“As you may remember, Goldilocks told you this morning that Jacob Hughes, who now lives with us since he has left the sea, and keeps everything in repair about the place, besides being a good carpenter can whittle almost anything that can be made from wood with a knife.

“In the attic of this house are two large rooms. One of these Jacob is fitting up for a playroom for my little daughter, now that she will soon be able to enjoy it. The other room was the workroom where her father had his tools and workbench when he was a lad like you, for the General had him taught the use of all the tools and he used to make bird-houses and boats and garden seats and even chairs and such things for the house. He grew to be so skilful that he learned to carve them beautifully.

“Since he went away to his father and mother in heaven no one has used the room; but it is not right to let things be useless when others need them, and now Jacob is putting that room in order also. Then for half of the time on Saturday morning he will take you up there, teach you the use of the tools, and show you how to make bird-houses and many other things, while on the Friday afternoons, when the girls are sewing, he will bring some pieces of soft wood to school, and something that he has carved as a model, and each boy must strive to make the best copy that he can!”

“That’ll be bully!” cried Tommy Todd, adding, “and I think it is just fine of you to let us use those tools that belonged to—to—” And here Tommy faltered for the right word.

“To my husband,” said Gray Lady, very gently, and the children saw the little mist that veiled her eyes, and understood better than words could tell them why gray hair framed the face that was still young and why there were no gay colours in her dress,—in short, it came to them why their Gray Lady earned her name, and yet was never sad nor wished to sadden others.

“S’pose we haven’t all got jack-knives—that is, ones that’ll cut?” piped little Jared Hill, blushing red at having dared to speak. He was the smallest boy in the school and lived with his grandparents, who, though well-to-do, evidently believed it sinful to spend money for anything but food and clothing, for the only Christmas presents Jared ever had were those from the Sunday-school tree, and though he was seven years old he had never owned a knife.

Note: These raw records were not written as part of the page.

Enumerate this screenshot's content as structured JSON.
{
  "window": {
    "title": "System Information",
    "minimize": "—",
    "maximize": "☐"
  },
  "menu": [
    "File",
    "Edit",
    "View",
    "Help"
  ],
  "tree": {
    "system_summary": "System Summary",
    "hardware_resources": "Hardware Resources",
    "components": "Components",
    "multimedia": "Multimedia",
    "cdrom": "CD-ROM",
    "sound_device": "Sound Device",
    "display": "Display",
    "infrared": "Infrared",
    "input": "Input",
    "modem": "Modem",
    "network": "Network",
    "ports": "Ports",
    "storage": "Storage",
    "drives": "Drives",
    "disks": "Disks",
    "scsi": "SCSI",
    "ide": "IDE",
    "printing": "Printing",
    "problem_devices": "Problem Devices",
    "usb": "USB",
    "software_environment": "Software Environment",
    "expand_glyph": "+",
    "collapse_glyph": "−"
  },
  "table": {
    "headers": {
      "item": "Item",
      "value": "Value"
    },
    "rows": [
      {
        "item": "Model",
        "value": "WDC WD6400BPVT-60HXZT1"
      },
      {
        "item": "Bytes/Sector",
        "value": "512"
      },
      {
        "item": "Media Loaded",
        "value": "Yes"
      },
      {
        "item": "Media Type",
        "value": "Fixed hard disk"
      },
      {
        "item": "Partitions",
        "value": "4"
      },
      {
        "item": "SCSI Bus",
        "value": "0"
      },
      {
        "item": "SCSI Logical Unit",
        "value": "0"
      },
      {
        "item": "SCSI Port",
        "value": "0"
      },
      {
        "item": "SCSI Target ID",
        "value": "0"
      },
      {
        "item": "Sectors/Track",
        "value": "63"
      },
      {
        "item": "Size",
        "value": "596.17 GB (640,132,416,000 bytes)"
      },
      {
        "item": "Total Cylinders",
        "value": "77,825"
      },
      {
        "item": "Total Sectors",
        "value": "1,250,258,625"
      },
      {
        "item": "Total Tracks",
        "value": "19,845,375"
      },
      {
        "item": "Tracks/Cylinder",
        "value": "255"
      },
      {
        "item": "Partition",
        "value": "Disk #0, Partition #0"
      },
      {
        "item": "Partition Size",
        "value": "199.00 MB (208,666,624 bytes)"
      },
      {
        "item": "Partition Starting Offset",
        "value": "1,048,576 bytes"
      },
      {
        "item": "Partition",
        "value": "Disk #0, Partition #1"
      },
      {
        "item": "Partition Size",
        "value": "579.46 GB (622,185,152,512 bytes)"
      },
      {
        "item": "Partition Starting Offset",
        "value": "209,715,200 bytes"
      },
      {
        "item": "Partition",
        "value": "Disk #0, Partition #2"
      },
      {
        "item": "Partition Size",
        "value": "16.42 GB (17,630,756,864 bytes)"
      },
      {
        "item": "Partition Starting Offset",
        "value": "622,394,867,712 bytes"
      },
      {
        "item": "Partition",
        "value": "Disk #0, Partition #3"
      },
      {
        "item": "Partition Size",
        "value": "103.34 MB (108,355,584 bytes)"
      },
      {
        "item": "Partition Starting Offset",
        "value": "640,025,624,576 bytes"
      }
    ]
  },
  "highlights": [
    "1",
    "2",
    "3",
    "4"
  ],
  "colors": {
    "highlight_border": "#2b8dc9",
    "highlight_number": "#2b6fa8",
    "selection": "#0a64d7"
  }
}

“If I lend the girls thimbles and scissors, I must, of course, lend the boys jack-knives, and give them an equal chance of earning them for their very own!” And from that moment Jared Hill firmly believed that angels and good fairies had fluffy gray hair and wore shimmering gray garments that smelled of fresh violets, like Gray Lady.

“Let me see,” said she, glancing at a little calendar in a silver frame that stood upon her desk, “two weeks from to-day will be the 27th; then you come here again. I should like every boy who can, to bring some bits of old weathered wood with him. Either a few mossy shingles, the hollow branch of a tree, a bundle of bark,—anything, in short, that will make the bird-houses that you build look natural to the birds, who dislike new boards and fresh paint so much that they will not use such houses until they are old and weathered.”

Again Gray Lady consulted her calendar. “There will be eight Saturday meetings before the Christmas holidays, and we must all be very industrious so as to be ready for our fair.”

“Where? what?” cried Sarah Barnes and three or four other girls together, for to these children on this remote hillside the word “fair” meant visions of the County Agricultural Fair, and this stood for the very gayest of times that they knew.